South Yorkshire Police Chief Constable Meredydd Hughes, who is co-ordinating the unprecedented police operation that will see the Pontiff visit London, the West Midlands and Scotland, said the figure could rise further as changes were still being made to next week’s four-day visit.
More than three-quarters of Britons do not agree that the taxpayer should help foot the bill for the visit, which could reach £20m (€24m), including up to £12m from taxpayers, but the Archbishop of Westminster, Vincent Nichols, said it would be a “sad day” when Britain “closes its doors and says we can’t afford state visits”.

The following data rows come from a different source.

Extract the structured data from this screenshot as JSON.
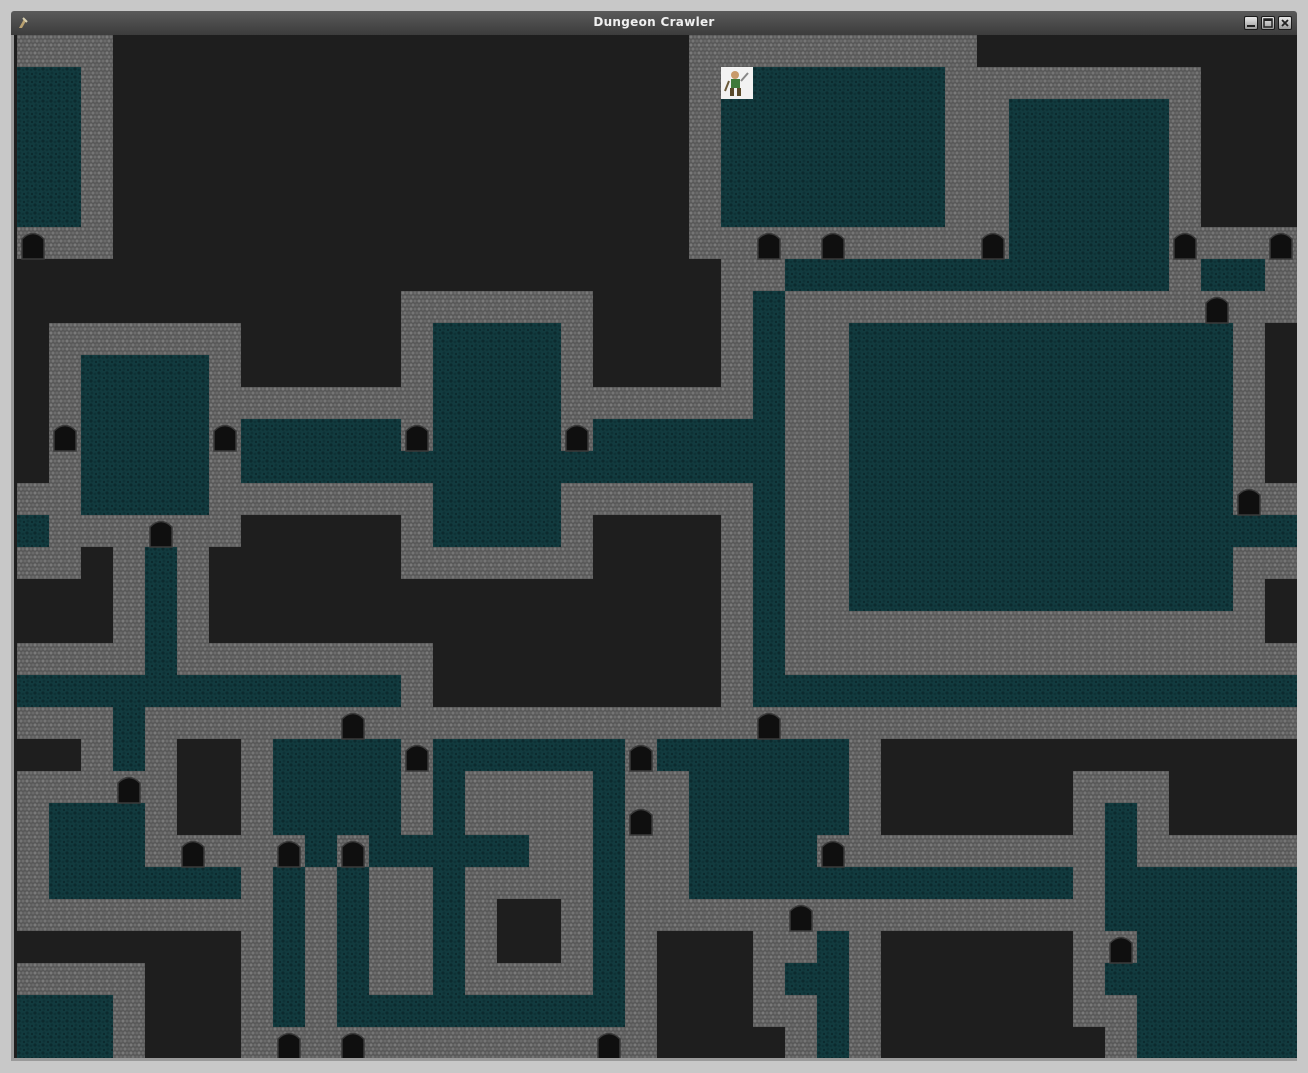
{
  "window": {
    "title": "Dungeon Crawler",
    "buttons": [
      "minimize",
      "maximize",
      "close"
    ]
  },
  "colors": {
    "void": "#1e1e1e",
    "stone": "#5d5d5d",
    "stone_dark": "#444444",
    "stone_light": "#7a7a7a",
    "floor": "#123b3f",
    "floor_dark": "#0c2a2e",
    "door": "#0f0f0f"
  },
  "player": {
    "icon": "hero-sprite-icon",
    "col": 22,
    "row": 1
  },
  "rooms": [
    [
      0,
      1,
      2,
      5
    ],
    [
      2,
      10,
      4,
      5
    ],
    [
      13,
      9,
      4,
      7
    ],
    [
      22,
      1,
      7,
      5
    ],
    [
      31,
      2,
      5,
      6
    ],
    [
      26,
      9,
      12,
      9
    ],
    [
      8,
      22,
      4,
      3
    ],
    [
      21,
      22,
      5,
      5
    ],
    [
      1,
      24,
      3,
      3
    ],
    [
      0,
      30,
      3,
      3
    ],
    [
      35,
      26,
      5,
      7
    ]
  ],
  "corridors": [
    [
      7,
      12,
      6,
      2
    ],
    [
      17,
      12,
      7,
      2
    ],
    [
      4,
      16,
      1,
      5
    ],
    [
      23,
      8,
      1,
      14
    ],
    [
      24,
      7,
      7,
      1
    ],
    [
      0,
      20,
      12,
      1
    ],
    [
      3,
      21,
      1,
      3
    ],
    [
      12,
      22,
      10,
      1
    ],
    [
      8,
      25,
      8,
      1
    ],
    [
      13,
      23,
      1,
      8
    ],
    [
      18,
      23,
      1,
      9
    ],
    [
      10,
      30,
      9,
      1
    ],
    [
      8,
      26,
      1,
      6
    ],
    [
      10,
      26,
      1,
      6
    ],
    [
      3,
      26,
      4,
      1
    ],
    [
      26,
      26,
      7,
      1
    ],
    [
      34,
      24,
      1,
      6
    ],
    [
      25,
      28,
      1,
      4
    ],
    [
      24,
      29,
      2,
      1
    ],
    [
      24,
      20,
      16,
      1
    ],
    [
      30,
      7,
      1,
      1
    ],
    [
      37,
      7,
      2,
      1
    ],
    [
      37,
      7,
      1,
      2
    ],
    [
      38,
      15,
      2,
      1
    ],
    [
      0,
      15,
      1,
      1
    ]
  ],
  "doors": [
    [
      0,
      6
    ],
    [
      23,
      6
    ],
    [
      25,
      6
    ],
    [
      30,
      6
    ],
    [
      36,
      6
    ],
    [
      39,
      6
    ],
    [
      37,
      8
    ],
    [
      1,
      12
    ],
    [
      6,
      12
    ],
    [
      12,
      12
    ],
    [
      17,
      12
    ],
    [
      38,
      14
    ],
    [
      4,
      15
    ],
    [
      10,
      21
    ],
    [
      23,
      21
    ],
    [
      3,
      23
    ],
    [
      12,
      22
    ],
    [
      19,
      22
    ],
    [
      19,
      24
    ],
    [
      5,
      25
    ],
    [
      8,
      25
    ],
    [
      10,
      25
    ],
    [
      25,
      25
    ],
    [
      24,
      27
    ],
    [
      34,
      28
    ],
    [
      8,
      31
    ],
    [
      10,
      31
    ],
    [
      18,
      31
    ]
  ]
}
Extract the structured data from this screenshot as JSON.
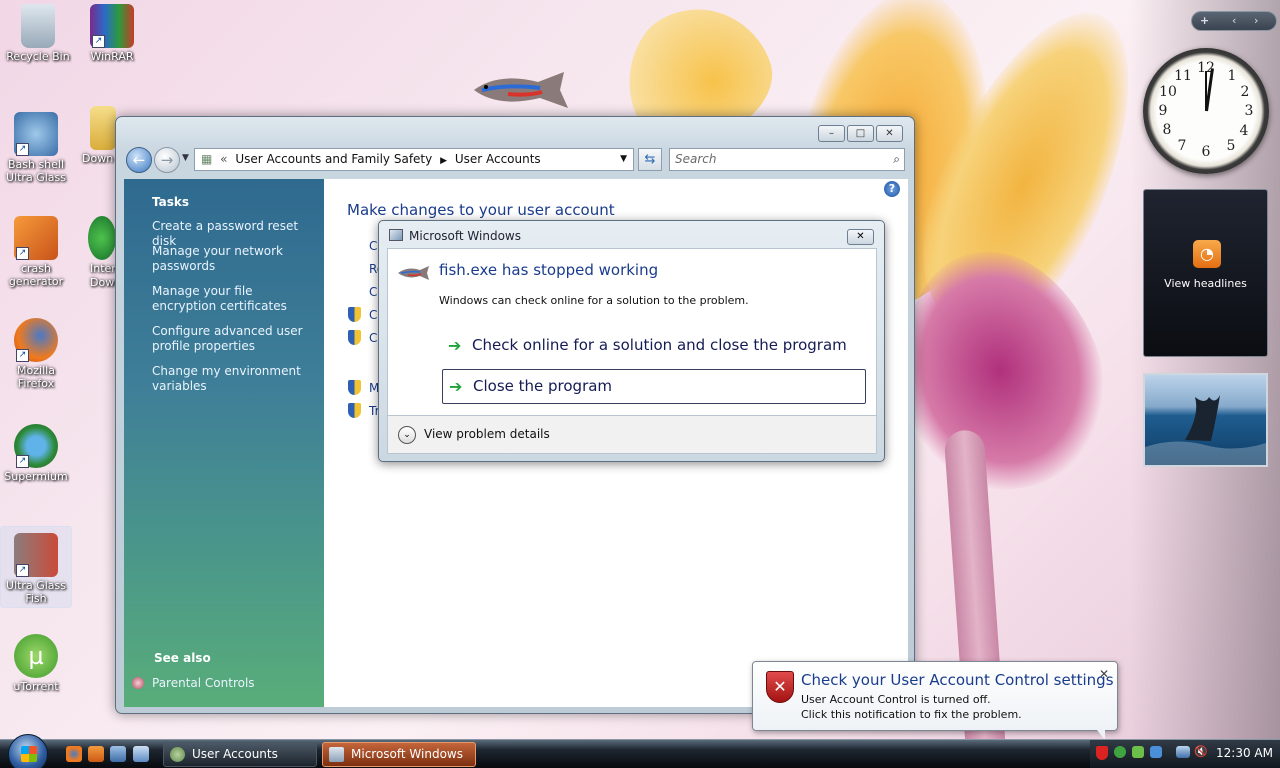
{
  "desktop": {
    "icons": [
      {
        "label": "Recycle Bin"
      },
      {
        "label": "WinRAR"
      },
      {
        "label": "Bash shell Ultra Glass"
      },
      {
        "label": "Down"
      },
      {
        "label": "crash generator"
      },
      {
        "label": "Inter Down"
      },
      {
        "label": "Mozilla Firefox"
      },
      {
        "label": "Supermium"
      },
      {
        "label": "Ultra Glass Fish"
      },
      {
        "label": "uTorrent"
      }
    ]
  },
  "explorer": {
    "breadcrumb": {
      "root": "User Accounts and Family Safety",
      "current": "User Accounts"
    },
    "search_placeholder": "Search",
    "main_heading": "Make changes to your user account",
    "partial_links": [
      "Cl",
      "Re",
      "Cl",
      "Cl",
      "Cl",
      "M",
      "Tr"
    ],
    "tasks_heading": "Tasks",
    "tasks": [
      "Create a password reset disk",
      "Manage your network passwords",
      "Manage your file encryption certificates",
      "Configure advanced user profile properties",
      "Change my environment variables"
    ],
    "see_also_heading": "See also",
    "see_also": [
      "Parental Controls"
    ]
  },
  "dialog": {
    "title": "Microsoft Windows",
    "heading": "fish.exe has stopped working",
    "message": "Windows can check online for a solution to the problem.",
    "option_online": "Check online for a solution and close the program",
    "option_close": "Close the program",
    "details": "View problem details"
  },
  "gadgets": {
    "feeds_label": "View headlines",
    "clock_numbers": [
      "12",
      "1",
      "2",
      "3",
      "4",
      "5",
      "6",
      "7",
      "8",
      "9",
      "10",
      "11"
    ]
  },
  "notification": {
    "title": "Check your User Account Control settings",
    "line1": "User Account Control is turned off.",
    "line2": "Click this notification to fix the problem."
  },
  "taskbar": {
    "buttons": [
      "User Accounts",
      "Microsoft Windows"
    ],
    "time": "12:30 AM"
  },
  "colors": {
    "accent_link": "#1a3c8c",
    "task_pane": "#2f6a8f",
    "active_taskbar": "#c4653a"
  }
}
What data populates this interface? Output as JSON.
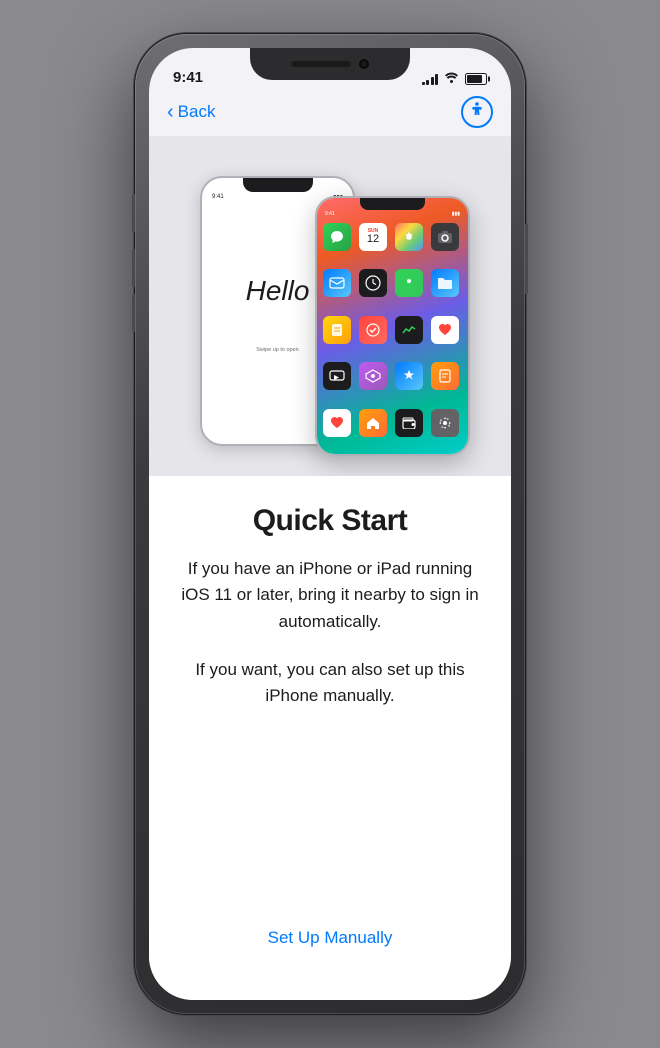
{
  "phone": {
    "status_time": "9:41",
    "nav": {
      "back_label": "Back",
      "accessibility_label": "Accessibility"
    },
    "image": {
      "phone_back": {
        "hello_text": "Hello",
        "swipe_text": "Swipe up to open"
      },
      "phone_front": {
        "time": "9:41",
        "calendar_day": "12",
        "apps": [
          "Messages",
          "Calendar",
          "Photos",
          "Camera",
          "Mail",
          "Clock",
          "Maps",
          "Files",
          "Notes",
          "Reminders",
          "Stocks",
          "Health",
          "TV",
          "Arcade",
          "App Store",
          "Books",
          "Health",
          "Home",
          "Wallet",
          "Settings"
        ]
      }
    },
    "content": {
      "title": "Quick Start",
      "description1": "If you have an iPhone or iPad running iOS 11 or later, bring it nearby to sign in automatically.",
      "description2": "If you want, you can also set up this iPhone manually.",
      "setup_manually": "Set Up Manually"
    }
  }
}
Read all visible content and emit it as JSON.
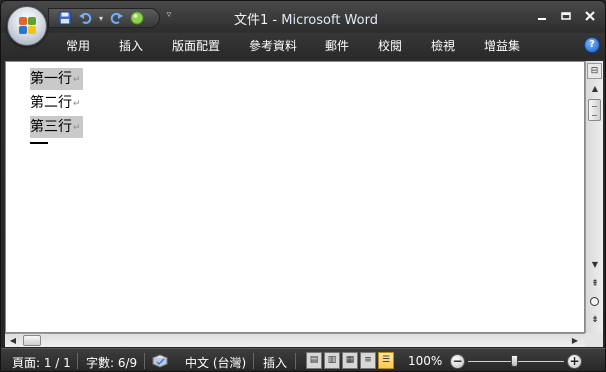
{
  "window": {
    "doc_name": "文件1",
    "separator": " - ",
    "app_name": "Microsoft Word"
  },
  "quick_access": {
    "save_icon": "floppy-save-icon",
    "undo_icon": "undo-icon",
    "redo_icon": "redo-icon",
    "spell_icon": "globe-icon"
  },
  "ribbon": {
    "tabs": [
      "常用",
      "插入",
      "版面配置",
      "參考資料",
      "郵件",
      "校閱",
      "檢視",
      "增益集"
    ]
  },
  "document": {
    "lines": [
      "第一行",
      "第二行",
      "第三行"
    ],
    "paragraph_mark": "↵",
    "selected_lines": [
      0,
      2
    ]
  },
  "statusbar": {
    "page": "頁面: 1 / 1",
    "words": "字數: 6/9",
    "language": "中文 (台灣)",
    "mode": "插入",
    "zoom": "100%"
  },
  "colors": {
    "frame": "#2e2e2e",
    "selection": "#c9c9c9",
    "view_active": "#ffc94d"
  }
}
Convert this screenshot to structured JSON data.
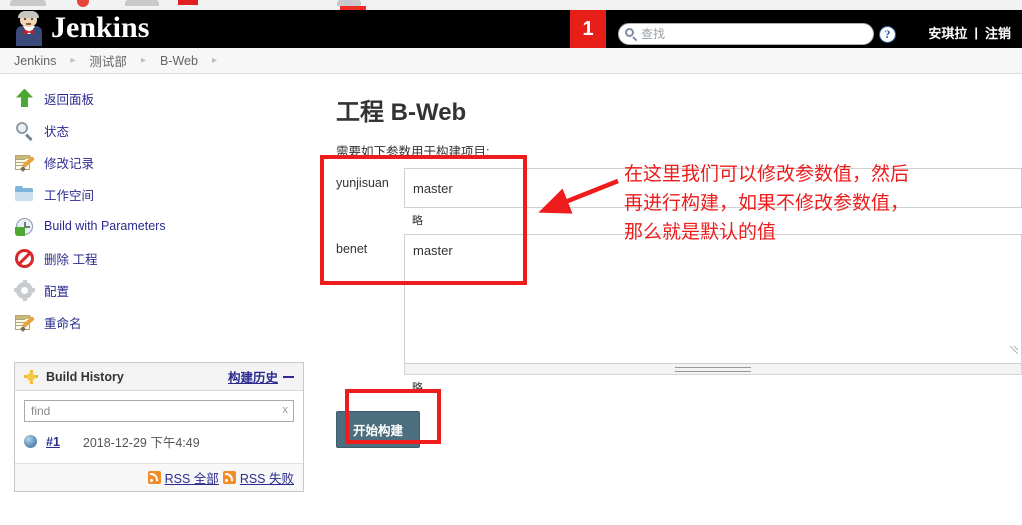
{
  "header": {
    "brand": "Jenkins",
    "badge_count": "1",
    "search_placeholder": "查找",
    "search_value": "",
    "help_label": "?",
    "user_name": "安琪拉",
    "separator": "|",
    "logout_label": "注销",
    "brand_bg": "#000000",
    "badge_bg": "#e81f18"
  },
  "breadcrumb": {
    "separator": "▸",
    "items": [
      {
        "label": "Jenkins"
      },
      {
        "label": "测试部"
      },
      {
        "label": "B-Web"
      }
    ]
  },
  "sidebar": {
    "items": [
      {
        "label": "返回面板",
        "icon": "up-arrow-icon"
      },
      {
        "label": "状态",
        "icon": "magnifier-icon"
      },
      {
        "label": "修改记录",
        "icon": "notepad-pencil-icon"
      },
      {
        "label": "工作空间",
        "icon": "folder-icon"
      },
      {
        "label": "Build with Parameters",
        "icon": "build-params-icon"
      },
      {
        "label": "删除 工程",
        "icon": "no-entry-icon"
      },
      {
        "label": "配置",
        "icon": "gear-icon"
      },
      {
        "label": "重命名",
        "icon": "notepad-pencil-icon"
      }
    ]
  },
  "build_history": {
    "title": "Build History",
    "link_label": "构建历史",
    "find_placeholder": "find",
    "find_value": "",
    "clear_label": "x",
    "builds": [
      {
        "number": "#1",
        "date": "2018-12-29 下午4:49",
        "status": "blue-ball"
      }
    ],
    "rss_all_label": "RSS 全部",
    "rss_failed_label": "RSS 失败"
  },
  "main": {
    "page_title": "工程 B-Web",
    "description": "需要如下参数用于构建项目:",
    "parameters": [
      {
        "name": "yunjisuan",
        "value": "master",
        "description": "略",
        "kind": "input"
      },
      {
        "name": "benet",
        "value": "master",
        "description": "略",
        "kind": "textarea"
      }
    ],
    "build_button_label": "开始构建",
    "build_button_bg": "#4c6e7e"
  },
  "annotations": {
    "color": "#ee1c1c",
    "note_line1": "在这里我们可以修改参数值，然后",
    "note_line2": "再进行构建，如果不修改参数值，",
    "note_line3": "那么就是默认的值"
  }
}
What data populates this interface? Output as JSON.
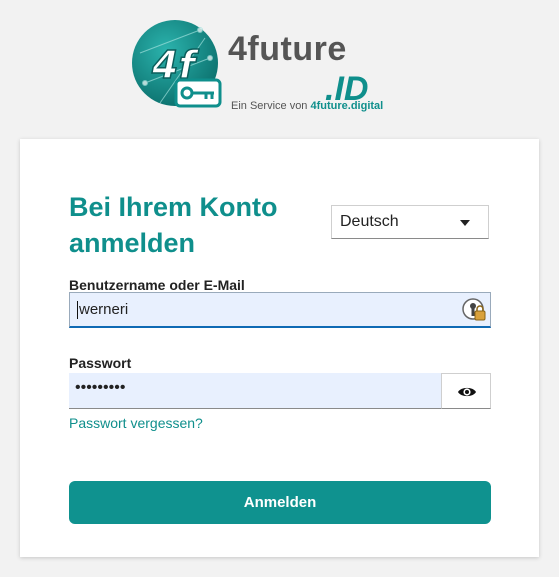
{
  "brand": {
    "name_main": "4future",
    "name_suffix": ".ID",
    "tagline_prefix": "Ein Service von",
    "tagline_brand": "4future.digital",
    "logo_mark_text": "4f",
    "accent_color": "#0f8f8c"
  },
  "login": {
    "title": "Bei Ihrem Konto anmelden",
    "language": {
      "selected": "Deutsch"
    },
    "username": {
      "label": "Benutzername oder E-Mail",
      "value": "werneri"
    },
    "password": {
      "label": "Passwort",
      "value": "•••••••••"
    },
    "forgot_password_link": "Passwort vergessen?",
    "submit_label": "Anmelden"
  },
  "icons": {
    "password_manager": "password-manager-icon",
    "show_password": "eye-icon",
    "language_dropdown": "caret-down-icon"
  }
}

Yesterday, Mr Hughes said: “Quite frankly we haven’t estimated a total cost yet because plans change at the last minute.
“There will be changes to plans just through the hurly burly of running operations in London and Birmingham, two of our biggest cities.”
No previous state visit has involved so many different sites around the country, dignitaries rarely “venture outside of London”, and the Pope’s visit will be both a civil and religious event, he said.
Nobody wants “a giant security operation with a religious service bolted on the back”, he said.
Speaking at a briefing held by the Association of Chief Police Officers in central London, he said while officers would look after the “safety and dignity” of the Pope, they would also protect those wishing to see him and any protesters.
“There is no intelligence to suggest any specific group will attack the Pope,” he said, adding the last few attacks on the Pontiff were by Catholics. Pope Benedict is to begin his visit next Thursday in Edinburgh where he will be received by the Queen before celebrating Mass at Bellahouston Park in Glasgow.